In early 2022, LinkedIn COO Daniel Shapero wrote that nearly 6 in 10 employees were either actively looking for a new job or beginning to consider it. This was around the peak of what got called The Great Resignation or The Great Reshuffle.

We all know why these things happened: Workers saw opportunities to raise their salaries, to develop professionally or to make room for more flexibility in their work lives.

At the same time, the Great Reshuffle upended many of the assumptions and processes that traditional recruitment models were built upon. The work tech sector is still grappling with how recruitment moves forward.

Getting the right person with the right skills into the right role has become incredibly difficult for most companies.

The four startups below are coming up with innovative ways to solve that problem.

Sapia.ai

Formerly known as PredictiveHire, Australian startup Sapia.ai announced in November it had raised $17 million in a Series A round.

Sapia.ai’s platform screens candidates by using a chatbot to conduct blind, asynchronous interviews. This helps scale candidate screening and removes some of the human bias that can trickle into the early stages of the hiring process.

“There’s a lot of mirror hiring, and it’s why there’s so many white men in start-ups,” founder and CEO Barb Hyman told The Australian Financial Review’s Yolanda Redrup in March 2022.

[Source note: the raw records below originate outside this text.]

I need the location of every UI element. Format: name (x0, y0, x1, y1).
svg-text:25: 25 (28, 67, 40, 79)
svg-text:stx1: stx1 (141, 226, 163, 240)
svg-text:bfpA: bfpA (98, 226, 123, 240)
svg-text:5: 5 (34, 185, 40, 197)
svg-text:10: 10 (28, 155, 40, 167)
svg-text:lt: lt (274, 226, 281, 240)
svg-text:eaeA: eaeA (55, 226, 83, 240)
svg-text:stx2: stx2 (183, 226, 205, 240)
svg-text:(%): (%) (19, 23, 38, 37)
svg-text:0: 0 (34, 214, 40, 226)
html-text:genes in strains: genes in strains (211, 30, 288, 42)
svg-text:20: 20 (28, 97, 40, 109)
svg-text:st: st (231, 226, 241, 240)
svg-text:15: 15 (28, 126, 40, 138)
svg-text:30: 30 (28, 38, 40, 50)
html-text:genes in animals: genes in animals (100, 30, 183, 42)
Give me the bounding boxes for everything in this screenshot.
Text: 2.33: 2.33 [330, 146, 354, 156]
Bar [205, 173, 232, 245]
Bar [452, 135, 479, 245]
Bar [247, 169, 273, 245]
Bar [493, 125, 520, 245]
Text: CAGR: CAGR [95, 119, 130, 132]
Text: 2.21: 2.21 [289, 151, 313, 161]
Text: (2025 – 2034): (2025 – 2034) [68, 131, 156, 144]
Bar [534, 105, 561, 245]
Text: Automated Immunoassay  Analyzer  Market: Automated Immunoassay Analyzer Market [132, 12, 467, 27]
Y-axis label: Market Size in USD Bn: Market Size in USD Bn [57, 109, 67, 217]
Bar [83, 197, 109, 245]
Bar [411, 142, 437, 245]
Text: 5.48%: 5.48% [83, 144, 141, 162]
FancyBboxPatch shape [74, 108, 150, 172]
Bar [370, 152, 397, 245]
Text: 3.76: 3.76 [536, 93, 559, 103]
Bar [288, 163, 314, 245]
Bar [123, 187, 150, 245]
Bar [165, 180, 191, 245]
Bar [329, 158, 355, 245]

Hyman’s vision is that tools like Sapia.ai will do a better job of revealing all of the skills each applicant could bring to a role. “The CV is also a very poor proxy for anything. The sooner we get rid of the CV, the sooner businesses will see real talent.”

Adway

Swedish startup Adway announced a €10 million Series A round in November. Like Sapia.ai, Adway’s platform uses AI to help companies recruit at scale, but via automated social recruitment marketing.

This is where Adway’s technology overlaps with employer branding tools. Adam Said, whose firm Octopus Ventures led this funding round, tells Shalini Pathak at EdTechReview that social media have become primary channels for employer brand-building, particularly among younger workers. “Millennials and Gen Zs are further relying on social media to build trust with future employers, and the pandemic has allowed companies to embrace flexible working.”

Adway’s model for building that kind of trust consists of ensuring an employer’s social content is worth remarking on, making candidates feel that they’re getting a look behind the curtain of the company’s operations, and gamifying content to drive further engagement.

In other words, if you can make a company’s social channels worth following, those become excellent platforms for publishing vacancies. Adway’s technology automates that work.

Technology startup entrepreneurs meeting at a boardroom table; Great Reshuffle concept

Hunt Club

In December, Chicago’s Hunt Club announced it had raised a $40 million Series B funding round to help grow its recruitment platform.

Hunt Club’s technology scans the networks of some 20,000 business leaders plus a pool of 7 million candidates to facilitate warm introductions and referrals.

This seems to be a particularly effective model for executive recruitment. “The leaders who drive high-growth companies forward aren’t waiting for a recruiter to reach out to them,” the company tells Hunt Scanlon Media. “They have a job and they have their pick of roles and opportunities, but a referral from a well-respected peer can make all the difference.

Even for non-executive roles, the labor market gives candidates the advantage. Hunt Club’s Amanda Price, Morgan Lichtenstein and Erika Giles write at TechCrunch that talented candidates today receive an average of 2.8 job offers, up from 1.7 job offers in 2019.

“Along with expedited timelines and competitive offers coming in from multiple bidders, candidates will turn down offers if they don’t meet criteria such as flexibility around hybrid-remote work,” they write, echoing what LinkedIn’s Daniel Shapero noted in early 2022.

Workstream

In September, San Francisco’s Workstream announced it had raised $60 million to grow its hiring platform.

Workstream’s platform was built to reach a different segment of the workforce: hourly workers who aren’t in an office and might not even have a company email address. Workstream reaches those folks via text messaging rather than email.

“Front-line and deskless workers are often the most disconnected members of the global job force due to a lack of access to company-issued e-mail addresses,” TechCrunch senior reporter Natasha Mascarenhas wrote in 2021, when Workstream raised $48 million in a Series B round. “Thus, by Workstream communicating with candidates over text, it is able to give workers on the go some real-time updates.”

What Work Tech CMOs Should Consider

Together, these four startups paint a picture of how traditional recruitment is broken: Front-line workers aren’t available for recruitment outreach, top office talent are too busy to field outreach from recruiters, and old screening processes don’t do a great job of identifying a candidate’s real talents.

If you have a product that fits into companies’ hiring processes, consider taking the following next steps:

  • Brainstorm the kinds of workers who aren’t seeing recruiter outreach or employer branding messages.
  • Look for ways your product helps your customers get talent, not specific types of people, in the door.
  • Fold that understanding into your 2023 content campaigns. These are pain points that will find resonance with HR, employer branding and recruitment audiences.